Diverse recently launched a series of articles on low-income students who were able to complete college because their parents — members of maintenance and janitorial staffs in each case — worked at colleges that offered tuition waivers for employees.

Regarding the provision that affects graduate students, the APLU notes that public universities “often support graduate students serving essential roles in our nation’s research enterprise with tuition assistance.”

“According to the most recent Department of Education data available, in 2011-12, nearly 55 percent of all graduate students had adjusted gross incomes of $20,000 or less and nearly 87 percent had incomes of $50,000 or less,” the APLU letter states. “During the same period, master’s degree students received an average of $10,949 and Ph.D. students received an average of $13,609 in tuition waivers for serving as research and teaching assistants.”

The APLU says a repeal of the tax code section in question would “lead to a completely unaffordable increase in taxable income and make the pursuit of a graduate degree much more challenging, if not impossible, for a large number of these students.”

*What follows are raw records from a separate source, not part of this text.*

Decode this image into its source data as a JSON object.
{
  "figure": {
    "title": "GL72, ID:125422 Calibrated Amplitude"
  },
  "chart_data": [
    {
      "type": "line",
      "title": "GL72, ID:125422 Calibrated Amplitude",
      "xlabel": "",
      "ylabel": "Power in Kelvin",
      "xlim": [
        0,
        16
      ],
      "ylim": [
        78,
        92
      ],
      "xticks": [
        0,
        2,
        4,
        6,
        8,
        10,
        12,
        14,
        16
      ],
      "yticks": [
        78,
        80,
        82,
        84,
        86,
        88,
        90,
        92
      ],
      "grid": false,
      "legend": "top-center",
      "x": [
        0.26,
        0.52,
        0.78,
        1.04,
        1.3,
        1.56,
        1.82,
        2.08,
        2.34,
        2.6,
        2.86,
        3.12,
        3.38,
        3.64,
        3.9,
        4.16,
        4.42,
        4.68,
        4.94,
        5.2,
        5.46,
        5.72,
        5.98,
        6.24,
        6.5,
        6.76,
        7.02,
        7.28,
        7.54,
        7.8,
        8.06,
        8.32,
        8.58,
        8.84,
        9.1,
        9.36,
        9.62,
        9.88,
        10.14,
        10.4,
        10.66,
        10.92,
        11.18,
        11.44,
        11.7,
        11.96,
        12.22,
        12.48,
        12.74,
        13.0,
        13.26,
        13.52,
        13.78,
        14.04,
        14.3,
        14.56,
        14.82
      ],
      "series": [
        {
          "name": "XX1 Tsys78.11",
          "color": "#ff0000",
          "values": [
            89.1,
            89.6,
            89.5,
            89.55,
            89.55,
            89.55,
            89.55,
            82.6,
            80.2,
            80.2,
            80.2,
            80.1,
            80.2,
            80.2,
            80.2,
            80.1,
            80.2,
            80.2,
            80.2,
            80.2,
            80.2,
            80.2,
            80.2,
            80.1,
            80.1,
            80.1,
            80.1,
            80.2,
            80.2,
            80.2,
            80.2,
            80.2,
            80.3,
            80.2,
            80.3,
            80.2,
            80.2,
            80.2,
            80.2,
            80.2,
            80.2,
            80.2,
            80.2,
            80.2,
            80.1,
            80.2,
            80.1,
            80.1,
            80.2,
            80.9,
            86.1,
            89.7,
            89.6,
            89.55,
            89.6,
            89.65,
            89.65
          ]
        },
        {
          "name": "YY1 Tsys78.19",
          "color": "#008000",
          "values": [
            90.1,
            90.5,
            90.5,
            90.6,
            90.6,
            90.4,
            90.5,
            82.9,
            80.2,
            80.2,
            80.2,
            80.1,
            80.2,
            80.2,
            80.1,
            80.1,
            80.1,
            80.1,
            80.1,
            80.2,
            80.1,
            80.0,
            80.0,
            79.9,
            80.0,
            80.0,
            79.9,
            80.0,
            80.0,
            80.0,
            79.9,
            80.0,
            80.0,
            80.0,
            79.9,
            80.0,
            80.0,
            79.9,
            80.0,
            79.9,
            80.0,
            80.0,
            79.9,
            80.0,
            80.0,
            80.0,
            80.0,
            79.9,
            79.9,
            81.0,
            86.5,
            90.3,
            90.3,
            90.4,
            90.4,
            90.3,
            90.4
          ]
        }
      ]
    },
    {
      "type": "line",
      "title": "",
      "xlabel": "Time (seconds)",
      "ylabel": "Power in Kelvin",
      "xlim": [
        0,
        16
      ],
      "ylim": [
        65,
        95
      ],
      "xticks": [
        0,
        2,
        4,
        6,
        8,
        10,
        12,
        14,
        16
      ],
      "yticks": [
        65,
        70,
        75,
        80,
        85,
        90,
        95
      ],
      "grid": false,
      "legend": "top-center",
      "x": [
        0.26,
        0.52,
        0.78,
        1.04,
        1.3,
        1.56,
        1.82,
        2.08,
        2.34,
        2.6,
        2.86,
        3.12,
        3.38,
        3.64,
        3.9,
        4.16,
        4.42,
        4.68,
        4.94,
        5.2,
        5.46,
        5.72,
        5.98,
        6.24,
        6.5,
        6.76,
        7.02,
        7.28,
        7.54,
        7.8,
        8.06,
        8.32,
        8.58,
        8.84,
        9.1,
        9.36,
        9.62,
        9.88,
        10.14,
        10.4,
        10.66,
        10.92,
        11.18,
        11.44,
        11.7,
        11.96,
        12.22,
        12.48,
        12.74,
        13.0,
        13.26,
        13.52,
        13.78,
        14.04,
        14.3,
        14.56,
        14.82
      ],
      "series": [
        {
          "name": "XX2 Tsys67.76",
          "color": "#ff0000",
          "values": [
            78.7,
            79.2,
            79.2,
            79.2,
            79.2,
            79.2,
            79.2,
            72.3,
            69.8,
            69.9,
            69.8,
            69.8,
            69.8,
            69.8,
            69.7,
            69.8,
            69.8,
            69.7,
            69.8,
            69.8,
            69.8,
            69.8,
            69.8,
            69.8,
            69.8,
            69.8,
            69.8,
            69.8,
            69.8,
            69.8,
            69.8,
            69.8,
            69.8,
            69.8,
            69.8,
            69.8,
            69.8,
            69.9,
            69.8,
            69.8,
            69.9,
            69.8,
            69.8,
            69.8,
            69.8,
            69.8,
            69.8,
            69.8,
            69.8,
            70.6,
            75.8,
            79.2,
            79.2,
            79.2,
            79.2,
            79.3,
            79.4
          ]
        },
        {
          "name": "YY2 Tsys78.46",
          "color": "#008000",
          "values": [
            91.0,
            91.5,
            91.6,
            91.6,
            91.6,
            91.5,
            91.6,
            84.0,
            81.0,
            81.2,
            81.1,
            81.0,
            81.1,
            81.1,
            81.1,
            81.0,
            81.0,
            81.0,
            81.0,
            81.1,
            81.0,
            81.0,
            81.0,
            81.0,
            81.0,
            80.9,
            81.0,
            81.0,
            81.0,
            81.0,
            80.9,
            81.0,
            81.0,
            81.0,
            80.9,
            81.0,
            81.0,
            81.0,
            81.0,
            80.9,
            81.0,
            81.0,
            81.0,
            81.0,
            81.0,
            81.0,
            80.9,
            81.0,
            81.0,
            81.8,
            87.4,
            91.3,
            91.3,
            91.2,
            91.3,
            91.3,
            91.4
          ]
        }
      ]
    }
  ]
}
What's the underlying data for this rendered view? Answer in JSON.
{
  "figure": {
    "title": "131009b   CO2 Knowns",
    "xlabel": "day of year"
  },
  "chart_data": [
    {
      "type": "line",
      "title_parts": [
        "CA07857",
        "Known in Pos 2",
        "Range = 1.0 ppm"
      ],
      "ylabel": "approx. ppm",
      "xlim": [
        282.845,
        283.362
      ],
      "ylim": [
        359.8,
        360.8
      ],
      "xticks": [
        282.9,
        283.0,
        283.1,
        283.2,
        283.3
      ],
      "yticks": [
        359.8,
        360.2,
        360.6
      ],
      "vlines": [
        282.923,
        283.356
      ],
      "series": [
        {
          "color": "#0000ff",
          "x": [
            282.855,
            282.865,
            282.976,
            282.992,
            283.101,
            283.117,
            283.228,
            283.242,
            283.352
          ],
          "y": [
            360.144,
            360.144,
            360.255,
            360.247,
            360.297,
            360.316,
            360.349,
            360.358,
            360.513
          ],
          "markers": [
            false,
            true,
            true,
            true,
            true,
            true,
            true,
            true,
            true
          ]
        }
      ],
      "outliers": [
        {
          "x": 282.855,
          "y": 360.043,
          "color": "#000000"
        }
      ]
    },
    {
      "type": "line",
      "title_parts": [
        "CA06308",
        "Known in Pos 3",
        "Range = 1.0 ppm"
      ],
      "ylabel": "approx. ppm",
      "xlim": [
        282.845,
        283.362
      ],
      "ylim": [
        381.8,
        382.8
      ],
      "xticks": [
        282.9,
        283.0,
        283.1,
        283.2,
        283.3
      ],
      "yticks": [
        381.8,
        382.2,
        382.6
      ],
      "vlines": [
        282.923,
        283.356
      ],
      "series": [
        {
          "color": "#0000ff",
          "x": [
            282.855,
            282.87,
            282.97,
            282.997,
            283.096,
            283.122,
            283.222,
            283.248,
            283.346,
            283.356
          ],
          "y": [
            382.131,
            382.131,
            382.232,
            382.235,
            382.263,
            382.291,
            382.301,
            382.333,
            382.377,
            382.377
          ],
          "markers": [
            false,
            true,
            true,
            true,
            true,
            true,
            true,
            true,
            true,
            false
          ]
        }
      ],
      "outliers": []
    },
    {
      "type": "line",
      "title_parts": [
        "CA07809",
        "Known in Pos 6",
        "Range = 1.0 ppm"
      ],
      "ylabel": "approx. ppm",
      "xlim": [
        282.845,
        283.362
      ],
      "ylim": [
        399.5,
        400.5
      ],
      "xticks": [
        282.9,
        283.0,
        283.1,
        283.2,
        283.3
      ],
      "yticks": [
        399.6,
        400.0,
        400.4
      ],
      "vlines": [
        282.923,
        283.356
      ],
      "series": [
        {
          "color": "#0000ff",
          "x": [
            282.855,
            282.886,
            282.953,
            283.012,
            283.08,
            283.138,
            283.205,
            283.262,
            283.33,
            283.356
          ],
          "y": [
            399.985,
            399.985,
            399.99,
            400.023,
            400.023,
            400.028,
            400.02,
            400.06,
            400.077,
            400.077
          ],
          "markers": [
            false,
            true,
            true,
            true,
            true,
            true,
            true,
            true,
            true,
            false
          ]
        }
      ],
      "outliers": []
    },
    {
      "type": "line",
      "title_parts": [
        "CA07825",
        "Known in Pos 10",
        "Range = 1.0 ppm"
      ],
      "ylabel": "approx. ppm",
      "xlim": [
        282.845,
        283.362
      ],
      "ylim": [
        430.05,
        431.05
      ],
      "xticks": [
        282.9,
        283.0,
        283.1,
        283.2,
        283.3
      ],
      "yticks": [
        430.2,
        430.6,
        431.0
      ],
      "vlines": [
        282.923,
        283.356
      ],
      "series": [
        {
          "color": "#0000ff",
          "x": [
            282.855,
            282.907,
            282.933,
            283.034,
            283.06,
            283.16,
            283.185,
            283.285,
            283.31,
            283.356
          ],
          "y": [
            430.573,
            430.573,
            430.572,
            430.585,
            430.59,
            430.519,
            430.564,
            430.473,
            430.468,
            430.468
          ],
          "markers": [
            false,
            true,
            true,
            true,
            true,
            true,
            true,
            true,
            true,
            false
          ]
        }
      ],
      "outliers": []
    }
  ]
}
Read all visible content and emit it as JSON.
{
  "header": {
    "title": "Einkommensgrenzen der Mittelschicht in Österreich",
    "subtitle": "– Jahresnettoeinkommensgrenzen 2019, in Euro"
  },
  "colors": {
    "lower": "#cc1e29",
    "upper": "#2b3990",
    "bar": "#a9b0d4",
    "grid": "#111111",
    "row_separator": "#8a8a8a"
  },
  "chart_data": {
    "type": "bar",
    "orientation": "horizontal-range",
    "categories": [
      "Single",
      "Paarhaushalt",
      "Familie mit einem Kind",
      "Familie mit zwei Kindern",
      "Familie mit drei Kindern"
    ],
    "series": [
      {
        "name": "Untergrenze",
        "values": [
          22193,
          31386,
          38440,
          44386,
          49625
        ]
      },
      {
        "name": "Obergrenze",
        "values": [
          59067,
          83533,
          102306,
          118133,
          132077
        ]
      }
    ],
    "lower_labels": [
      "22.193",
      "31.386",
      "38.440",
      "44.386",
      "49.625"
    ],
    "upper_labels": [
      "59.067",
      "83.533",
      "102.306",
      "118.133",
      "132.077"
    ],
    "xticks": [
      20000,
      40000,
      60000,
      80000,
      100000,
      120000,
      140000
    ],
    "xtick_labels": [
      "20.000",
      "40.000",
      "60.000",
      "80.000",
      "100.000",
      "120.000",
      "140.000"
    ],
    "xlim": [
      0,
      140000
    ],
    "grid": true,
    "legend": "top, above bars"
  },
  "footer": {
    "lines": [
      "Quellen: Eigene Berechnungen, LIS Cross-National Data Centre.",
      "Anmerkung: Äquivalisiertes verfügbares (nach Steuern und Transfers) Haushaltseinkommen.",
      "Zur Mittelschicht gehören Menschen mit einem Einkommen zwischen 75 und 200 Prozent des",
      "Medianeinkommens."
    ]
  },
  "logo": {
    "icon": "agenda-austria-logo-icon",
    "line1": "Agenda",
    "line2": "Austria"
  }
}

“In turn, this would greatly damage our nation’s scientific research enterprise,” the letter states, adding that the research enterprise is “critical for developing the science and technology workforce pipeline that employers need to propel our nation’s economy forward.”

The ACE letter notes that the tax bill would repeal the Student Loan Interest Deduction, or SLID.

“Under current law, any individual with income up to $80,000 (or $160,000 on a joint return) repaying student loans can currently deduct up to $2,500 in student loan interest paid,” the letter states, adding that in 2014, some 12 million taxpayers benefited from SLID.

“Eliminating this provision would mean that, over the next decade, the cost of student loans for borrowers would increase by roughly $13 billion.”

The ACE letter states that ACE “cannot support” the tax reform bill and that its members and allies “strongly oppose” the various measures they say would have an adverse effect on higher education.

While lawmakers hammered out details of the bill Monday, officials at APLU and ACE stated late Monday afternoon that they were not aware of any changes that would alter their position.